I have the following create action that has two ways to be accessed, one via AJAX and the other ordinary way:
public function actionCreate()
{
if (Yii::$app->request->isAjax && Yii::$app->request->validateCsrfToken(Yii::$app->request->post('csrf', 'falsesds'))){
\Yii::$app->response->format = \yii\web\Response::FORMAT_JSON;
return [
'search' => Yii::$app->request->getCsrfToken(),
'code' => 100,
];
}
$model = new Statics();
if ($model->load(Yii::$app->request->post()) && $model->save()) {
return $this->redirect(['view', 'id' => $model->id]);
} else {
return $this->render('create', [
'model' => $model,
]);
}
}
I'm sure that there is no any parameter sent to the action named csrf with the value of csrf token generated in the source page. inspite of the described, the AJAX request always run perfectly, i.e there is a JSON response with the search key.
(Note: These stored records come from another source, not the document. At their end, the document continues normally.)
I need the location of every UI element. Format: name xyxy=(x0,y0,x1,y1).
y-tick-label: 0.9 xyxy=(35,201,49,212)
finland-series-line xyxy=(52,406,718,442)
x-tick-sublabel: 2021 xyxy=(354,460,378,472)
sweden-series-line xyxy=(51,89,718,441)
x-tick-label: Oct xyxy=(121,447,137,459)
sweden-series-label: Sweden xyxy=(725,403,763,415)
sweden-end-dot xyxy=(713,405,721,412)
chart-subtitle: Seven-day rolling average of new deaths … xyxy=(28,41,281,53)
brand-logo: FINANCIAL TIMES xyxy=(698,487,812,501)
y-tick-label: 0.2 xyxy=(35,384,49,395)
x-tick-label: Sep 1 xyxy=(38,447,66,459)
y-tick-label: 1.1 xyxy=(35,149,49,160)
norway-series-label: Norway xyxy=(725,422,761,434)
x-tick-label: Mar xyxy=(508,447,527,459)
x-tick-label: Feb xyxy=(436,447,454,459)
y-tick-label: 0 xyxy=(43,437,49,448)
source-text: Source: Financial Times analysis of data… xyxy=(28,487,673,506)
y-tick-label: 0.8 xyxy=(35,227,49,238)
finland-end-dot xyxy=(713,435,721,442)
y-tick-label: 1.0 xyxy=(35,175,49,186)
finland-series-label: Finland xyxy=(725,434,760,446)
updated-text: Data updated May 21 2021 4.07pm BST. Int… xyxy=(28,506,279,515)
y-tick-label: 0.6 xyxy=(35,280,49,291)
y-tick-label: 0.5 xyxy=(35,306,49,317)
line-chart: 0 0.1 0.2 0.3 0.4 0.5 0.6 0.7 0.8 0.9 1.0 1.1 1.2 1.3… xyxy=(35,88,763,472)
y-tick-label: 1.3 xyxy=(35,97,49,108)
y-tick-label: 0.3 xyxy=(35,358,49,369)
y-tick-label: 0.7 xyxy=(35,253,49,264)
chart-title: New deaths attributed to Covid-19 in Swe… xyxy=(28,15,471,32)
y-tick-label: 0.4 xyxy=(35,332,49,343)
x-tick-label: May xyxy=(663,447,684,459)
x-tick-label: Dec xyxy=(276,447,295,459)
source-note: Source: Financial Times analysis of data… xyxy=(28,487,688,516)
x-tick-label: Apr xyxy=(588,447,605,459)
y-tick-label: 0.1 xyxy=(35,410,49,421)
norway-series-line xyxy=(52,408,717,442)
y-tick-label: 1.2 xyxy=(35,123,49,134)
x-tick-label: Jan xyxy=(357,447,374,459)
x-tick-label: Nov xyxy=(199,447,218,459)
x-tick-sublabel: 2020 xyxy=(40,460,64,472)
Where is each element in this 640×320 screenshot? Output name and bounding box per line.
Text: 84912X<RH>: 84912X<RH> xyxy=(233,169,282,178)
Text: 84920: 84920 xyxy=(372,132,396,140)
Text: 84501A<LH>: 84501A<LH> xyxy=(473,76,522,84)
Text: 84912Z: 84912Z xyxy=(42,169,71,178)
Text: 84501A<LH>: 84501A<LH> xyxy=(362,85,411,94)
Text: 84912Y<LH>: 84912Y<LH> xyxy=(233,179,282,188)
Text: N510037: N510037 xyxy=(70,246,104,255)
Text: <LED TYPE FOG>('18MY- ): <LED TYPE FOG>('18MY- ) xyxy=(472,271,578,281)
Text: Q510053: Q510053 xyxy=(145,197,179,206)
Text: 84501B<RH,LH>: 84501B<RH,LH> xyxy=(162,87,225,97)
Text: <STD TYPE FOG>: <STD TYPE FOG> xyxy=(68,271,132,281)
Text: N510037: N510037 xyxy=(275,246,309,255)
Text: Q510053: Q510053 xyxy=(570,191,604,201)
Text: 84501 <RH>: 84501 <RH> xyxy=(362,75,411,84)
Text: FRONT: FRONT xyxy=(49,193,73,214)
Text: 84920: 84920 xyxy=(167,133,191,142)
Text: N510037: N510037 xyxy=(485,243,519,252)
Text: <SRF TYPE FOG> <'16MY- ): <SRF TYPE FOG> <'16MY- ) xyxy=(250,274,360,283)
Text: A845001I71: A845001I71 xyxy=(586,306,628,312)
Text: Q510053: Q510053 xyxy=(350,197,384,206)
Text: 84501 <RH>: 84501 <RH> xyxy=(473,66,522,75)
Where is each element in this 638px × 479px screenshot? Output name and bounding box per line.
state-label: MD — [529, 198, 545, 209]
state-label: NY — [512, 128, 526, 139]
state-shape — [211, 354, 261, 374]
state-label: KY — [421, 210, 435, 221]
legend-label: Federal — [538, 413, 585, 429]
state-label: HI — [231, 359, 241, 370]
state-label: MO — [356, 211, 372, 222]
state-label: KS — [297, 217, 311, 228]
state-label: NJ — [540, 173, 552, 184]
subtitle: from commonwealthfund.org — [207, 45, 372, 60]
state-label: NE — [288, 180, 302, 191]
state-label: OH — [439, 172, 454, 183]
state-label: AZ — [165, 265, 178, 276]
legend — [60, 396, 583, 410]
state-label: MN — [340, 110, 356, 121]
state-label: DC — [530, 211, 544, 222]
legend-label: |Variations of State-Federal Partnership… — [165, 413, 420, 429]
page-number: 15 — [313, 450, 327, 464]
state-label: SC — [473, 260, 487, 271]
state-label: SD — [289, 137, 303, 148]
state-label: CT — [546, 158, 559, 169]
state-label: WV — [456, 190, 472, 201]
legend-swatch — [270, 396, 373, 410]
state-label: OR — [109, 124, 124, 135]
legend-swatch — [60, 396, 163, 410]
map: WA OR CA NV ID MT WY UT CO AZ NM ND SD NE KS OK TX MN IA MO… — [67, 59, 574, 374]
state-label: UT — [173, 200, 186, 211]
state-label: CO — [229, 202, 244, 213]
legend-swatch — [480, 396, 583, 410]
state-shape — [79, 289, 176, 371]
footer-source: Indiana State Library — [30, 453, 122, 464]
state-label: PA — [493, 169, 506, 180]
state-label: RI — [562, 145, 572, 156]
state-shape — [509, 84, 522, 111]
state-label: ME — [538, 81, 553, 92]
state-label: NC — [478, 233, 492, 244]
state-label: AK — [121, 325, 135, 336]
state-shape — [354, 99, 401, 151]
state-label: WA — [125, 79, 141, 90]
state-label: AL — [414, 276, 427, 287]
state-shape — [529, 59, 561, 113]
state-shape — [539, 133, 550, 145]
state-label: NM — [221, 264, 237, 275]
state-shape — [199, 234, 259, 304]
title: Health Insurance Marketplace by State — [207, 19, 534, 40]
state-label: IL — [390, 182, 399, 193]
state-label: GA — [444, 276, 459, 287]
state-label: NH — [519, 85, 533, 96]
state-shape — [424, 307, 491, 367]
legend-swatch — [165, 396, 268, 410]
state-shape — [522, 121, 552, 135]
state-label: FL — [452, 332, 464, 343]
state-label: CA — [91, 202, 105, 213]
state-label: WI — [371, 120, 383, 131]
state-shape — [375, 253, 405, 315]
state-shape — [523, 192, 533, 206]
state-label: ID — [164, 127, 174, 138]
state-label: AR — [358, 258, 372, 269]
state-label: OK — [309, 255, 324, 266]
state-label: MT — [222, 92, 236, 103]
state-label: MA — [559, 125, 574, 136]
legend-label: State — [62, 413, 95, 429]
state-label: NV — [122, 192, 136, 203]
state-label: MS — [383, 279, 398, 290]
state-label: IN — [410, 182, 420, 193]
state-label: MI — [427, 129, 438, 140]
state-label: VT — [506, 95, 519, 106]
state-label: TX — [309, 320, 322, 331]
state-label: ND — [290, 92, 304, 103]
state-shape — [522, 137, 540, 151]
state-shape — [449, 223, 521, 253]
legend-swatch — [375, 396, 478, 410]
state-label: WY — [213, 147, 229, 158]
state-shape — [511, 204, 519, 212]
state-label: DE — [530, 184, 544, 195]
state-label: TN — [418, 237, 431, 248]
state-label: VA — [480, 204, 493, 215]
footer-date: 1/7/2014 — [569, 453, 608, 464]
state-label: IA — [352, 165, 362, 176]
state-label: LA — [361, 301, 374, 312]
The following is the Jquery AJAX code that I have used:
$(document).ready(function(){
var csrfToken = $('meta[name="csrf-token"]').attr("content");
$(".addContent").click(function(event){
event.preventDefault();
$.ajax(this.href,{
data:{
'path': getParameterByName('path', this.href),
'position': getParameterByName('position', this.href)
},
type: 'POST',
success: function(data){
alert(data.search+"\n\n"+csrfToken);
},
error: function(data){
alert('bad');
}
});
});
});
I want to secure this process and I don't know how to use Yii2 CSRF token to do that. In other words, I want to prevent any client-side modification to the posted parameters, i.e path and position.